The activity section of your statement is divided into two parts. The first part shows your payment (or payments), returns, and any other adjustments in your favor. The second part lists your purchases in chronological order, along with the merchant’s name and the dollar amount.

Screenshot of Amex Credit Card Statement
Your Account Activity will show recent payments, transactions, credits, fees, and interest charges.

It’s a good practice to match each transaction to your records to make sure all of the transactions listed are valid and authorized. Any transaction you can’t match to your records may be an error or fraudulent.

You should contact your card issuer for more information about any transactions you don’t recognize or that appear suspicious as soon as possible. The sooner you report fraud, the sooner your card issuer can cancel your card and replace it with a new one to prevent any further incidents.

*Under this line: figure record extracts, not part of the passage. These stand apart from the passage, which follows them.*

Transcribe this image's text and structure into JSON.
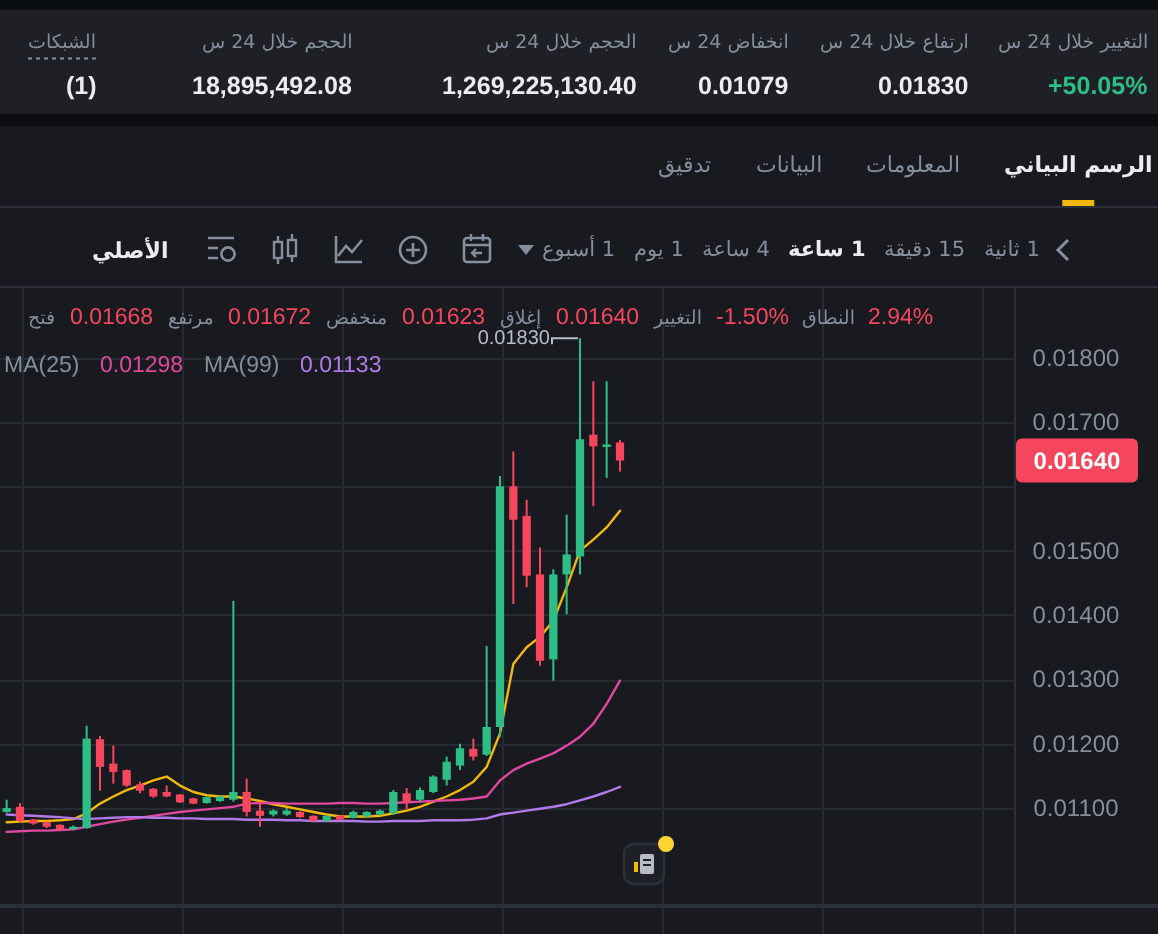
{
  "chart_data": {
    "type": "candlestick",
    "categories": [
      null,
      null,
      null,
      null,
      null,
      null,
      null,
      null,
      null,
      null,
      null,
      null,
      null,
      null,
      null,
      null,
      null,
      null,
      null,
      null,
      null,
      null,
      null,
      null,
      null,
      null,
      null,
      null,
      null,
      null,
      null,
      null,
      null,
      null,
      null,
      null,
      null,
      null,
      null,
      null,
      null,
      null,
      null,
      null,
      null,
      null,
      null
    ],
    "ohlc": [
      [
        0.01094,
        0.01113,
        0.01093,
        0.011
      ],
      [
        0.01102,
        0.01108,
        0.01078,
        0.0108
      ],
      [
        0.01082,
        0.01083,
        0.01074,
        0.01076
      ],
      [
        0.01078,
        0.01079,
        0.01069,
        0.01071
      ],
      [
        0.01074,
        0.01075,
        0.01066,
        0.01067
      ],
      [
        0.01067,
        0.01073,
        0.01066,
        0.01071
      ],
      [
        0.01069,
        0.01228,
        0.01068,
        0.01208
      ],
      [
        0.01207,
        0.01212,
        0.01127,
        0.01164
      ],
      [
        0.01169,
        0.01197,
        0.01138,
        0.01156
      ],
      [
        0.01159,
        0.0116,
        0.01133,
        0.01135
      ],
      [
        0.01137,
        0.01141,
        0.01123,
        0.01127
      ],
      [
        0.0113,
        0.01131,
        0.01116,
        0.01118
      ],
      [
        0.01125,
        0.01135,
        0.01117,
        0.01118
      ],
      [
        0.01121,
        0.01122,
        0.01108,
        0.01109
      ],
      [
        0.01115,
        0.01116,
        0.01106,
        0.01107
      ],
      [
        0.01108,
        0.01118,
        0.01107,
        0.01117
      ],
      [
        0.01111,
        0.0112,
        0.0111,
        0.01118
      ],
      [
        0.01113,
        0.01422,
        0.0111,
        0.01125
      ],
      [
        0.01125,
        0.01146,
        0.01087,
        0.01094
      ],
      [
        0.01096,
        0.0111,
        0.01071,
        0.01088
      ],
      [
        0.0109,
        0.01098,
        0.01087,
        0.01096
      ],
      [
        0.0109,
        0.011,
        0.01088,
        0.01096
      ],
      [
        0.01094,
        0.01095,
        0.01085,
        0.01086
      ],
      [
        0.01088,
        0.01089,
        0.01079,
        0.0108
      ],
      [
        0.0108,
        0.01089,
        0.01079,
        0.01088
      ],
      [
        0.01088,
        0.01089,
        0.01081,
        0.01082
      ],
      [
        0.01085,
        0.01096,
        0.01084,
        0.01094
      ],
      [
        0.01087,
        0.01095,
        0.01086,
        0.01094
      ],
      [
        0.0109,
        0.01098,
        0.01089,
        0.01096
      ],
      [
        0.01092,
        0.01128,
        0.0109,
        0.01125
      ],
      [
        0.01123,
        0.01131,
        0.01097,
        0.0111
      ],
      [
        0.01113,
        0.01132,
        0.0111,
        0.01128
      ],
      [
        0.01125,
        0.01151,
        0.01123,
        0.01149
      ],
      [
        0.01144,
        0.0118,
        0.01135,
        0.01172
      ],
      [
        0.01166,
        0.012,
        0.01159,
        0.01193
      ],
      [
        0.01192,
        0.01208,
        0.01174,
        0.0118
      ],
      [
        0.01183,
        0.01352,
        0.01181,
        0.01226
      ],
      [
        0.01226,
        0.01616,
        0.01211,
        0.016
      ],
      [
        0.016,
        0.01654,
        0.01417,
        0.01548
      ],
      [
        0.01554,
        0.01579,
        0.01443,
        0.01461
      ],
      [
        0.01463,
        0.01505,
        0.01321,
        0.01329
      ],
      [
        0.01331,
        0.01471,
        0.01298,
        0.01463
      ],
      [
        0.01463,
        0.01556,
        0.01401,
        0.01494
      ],
      [
        0.01491,
        0.0183,
        0.01463,
        0.01673
      ],
      [
        0.0168,
        0.01763,
        0.01569,
        0.01662
      ],
      [
        0.01661,
        0.01763,
        0.01613,
        0.01665
      ],
      [
        0.01668,
        0.01672,
        0.01623,
        0.0164
      ]
    ],
    "colors": [
      "#2ebd85",
      "#f6465d",
      "#f6465d",
      "#f6465d",
      "#f6465d",
      "#2ebd85",
      "#2ebd85",
      "#f6465d",
      "#f6465d",
      "#f6465d",
      "#f6465d",
      "#f6465d",
      "#f6465d",
      "#f6465d",
      "#f6465d",
      "#2ebd85",
      "#2ebd85",
      "#2ebd85",
      "#f6465d",
      "#f6465d",
      "#2ebd85",
      "#2ebd85",
      "#f6465d",
      "#f6465d",
      "#2ebd85",
      "#f6465d",
      "#2ebd85",
      "#2ebd85",
      "#2ebd85",
      "#2ebd85",
      "#f6465d",
      "#2ebd85",
      "#2ebd85",
      "#2ebd85",
      "#2ebd85",
      "#f6465d",
      "#2ebd85",
      "#2ebd85",
      "#f6465d",
      "#f6465d",
      "#f6465d",
      "#2ebd85",
      "#2ebd85",
      "#2ebd85",
      "#f6465d",
      "#2ebd85",
      "#f6465d"
    ],
    "series": [
      {
        "type": "line",
        "color": "#f0b90b",
        "values": [
          0.01078,
          0.01079,
          0.0108,
          0.0108,
          0.01081,
          0.01083,
          0.01092,
          0.01107,
          0.01118,
          0.01128,
          0.01135,
          0.01143,
          0.01149,
          0.01135,
          0.01125,
          0.0112,
          0.01118,
          0.01118,
          0.01115,
          0.01111,
          0.01106,
          0.01102,
          0.01098,
          0.01094,
          0.0109,
          0.01087,
          0.01087,
          0.01087,
          0.01088,
          0.01092,
          0.01096,
          0.01102,
          0.0111,
          0.01118,
          0.01128,
          0.01141,
          0.01164,
          0.01216,
          0.01324,
          0.0135,
          0.01366,
          0.01391,
          0.01443,
          0.015,
          0.01517,
          0.01536,
          0.01562
        ]
      },
      {
        "type": "line",
        "color": "#e0479e",
        "values": [
          0.01063,
          0.01064,
          0.01065,
          0.01065,
          0.01066,
          0.01067,
          0.01071,
          0.01075,
          0.01079,
          0.01082,
          0.01085,
          0.01088,
          0.01091,
          0.01094,
          0.01096,
          0.01098,
          0.011,
          0.01102,
          0.01107,
          0.01108,
          0.01108,
          0.01107,
          0.01107,
          0.01107,
          0.01107,
          0.01108,
          0.01108,
          0.01107,
          0.01107,
          0.01108,
          0.01109,
          0.0111,
          0.01111,
          0.01112,
          0.01113,
          0.01115,
          0.01118,
          0.01143,
          0.01159,
          0.01169,
          0.01177,
          0.01185,
          0.01197,
          0.01211,
          0.01231,
          0.01262,
          0.01298
        ]
      },
      {
        "type": "line",
        "color": "#b17ae6",
        "values": [
          0.0109,
          0.01089,
          0.01088,
          0.01087,
          0.01086,
          0.01084,
          0.01083,
          0.01084,
          0.01085,
          0.01086,
          0.01086,
          0.01085,
          0.01085,
          0.01084,
          0.01084,
          0.01083,
          0.01083,
          0.01083,
          0.01082,
          0.01082,
          0.01082,
          0.01081,
          0.01081,
          0.0108,
          0.0108,
          0.0108,
          0.0108,
          0.01079,
          0.01079,
          0.0108,
          0.0108,
          0.0108,
          0.01081,
          0.01081,
          0.01081,
          0.01082,
          0.01084,
          0.0109,
          0.01093,
          0.01096,
          0.01099,
          0.01102,
          0.01106,
          0.01112,
          0.01118,
          0.01125,
          0.01133
        ]
      }
    ],
    "ylim": [
      0.00951,
      0.01908
    ],
    "yticks": [
      {
        "value": 0.011,
        "label": "0.01100"
      },
      {
        "value": 0.012,
        "label": "0.01200"
      },
      {
        "value": 0.013,
        "label": "0.01300"
      },
      {
        "value": 0.014,
        "label": "0.01400"
      },
      {
        "value": 0.015,
        "label": "0.01500"
      },
      {
        "value": 0.016,
        "label": null
      },
      {
        "value": 0.017,
        "label": "0.01700"
      },
      {
        "value": 0.018,
        "label": "0.01800"
      }
    ],
    "tick_labels": "y",
    "grid": true,
    "annotations": [
      "التغيير خلال 24 س",
      "+50.05%",
      "ارتفاع خلال 24 س",
      "0.01830",
      "انخفاض 24 س",
      "0.01079",
      "الحجم خلال 24 س",
      "1,269,225,130.40",
      "الحجم خلال 24 س",
      "18,895,492.08",
      "الشبكات",
      "(1)",
      "الرسم البياني",
      "المعلومات",
      "البيانات",
      "تدقيق",
      "1 ثانية",
      "15 دقيقة",
      "1 ساعة",
      "4 ساعة",
      "1 يوم",
      "1 أسبوع",
      "الأصلي",
      "فتح",
      "0.01668",
      "مرتفع",
      "0.01672",
      "منخفض",
      "0.01623",
      "إغلاق",
      "0.01640",
      "التغيير",
      "-1.50%",
      "النطاق",
      "2.94%",
      "MA(25)",
      "0.01298",
      "MA(99)",
      "0.01133",
      "0.01830",
      "0.01640"
    ]
  }
}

Matching your transactions to your receipts or other records can also help you stick to a budget and save money. Look for impulse purchases, overspending at certain merchants, or recurring charges for apps or other services you no longer use.

Interest Charges

If you pay your balance in full and on time every month, you’ll never need to worry about the purchase APR on your card. If you carry a balance, transfer a balance from another card, or obtain a cash advance, you should review your APRs and the portions of your balance to which those rates were applied, and the monthly finance charge applied to your account. That information should be shown in the interest charges section of your statement.

Paper or Paperless? Pros and Cons

Many card companies offer a choice of paper statements delivered by U.S. Mail or electronic statements delivered to an email address. Each option has pros and cons.

Paper statements may be easier to read and reconcile to your receipts. Use them to track spending or business expenses, and file and save them for future reference. But paper statements can also pile up over time, which can create paper clutter and, if enough of them are accumulated, become a fire hazard.

Electronic statements may help reduce paper clutter and can ensure that statements aren’t lost or stolen in the mail. E-statements are also cheaper for card companies to produce since there’s no need for printing, envelopes, or postage.

Most card statements can be accessed online or through a mobile app, which creates a backup system for either paper or electronically delivered statements.

Which is better: paper and paperless? There’s no clear winner, so you should consider the pros and cons and choose whichever option you prefer.

Shop for Cards that Offer Clarity

Card statements pack a lot of information into just a few pages. While it may seem challenging to read and digest, taking time to review your statement each month is a smart financial habit. 

If your card statements are confusing or missing key information, you may want to shop for new cards that will give you these important insights in a well-designed format.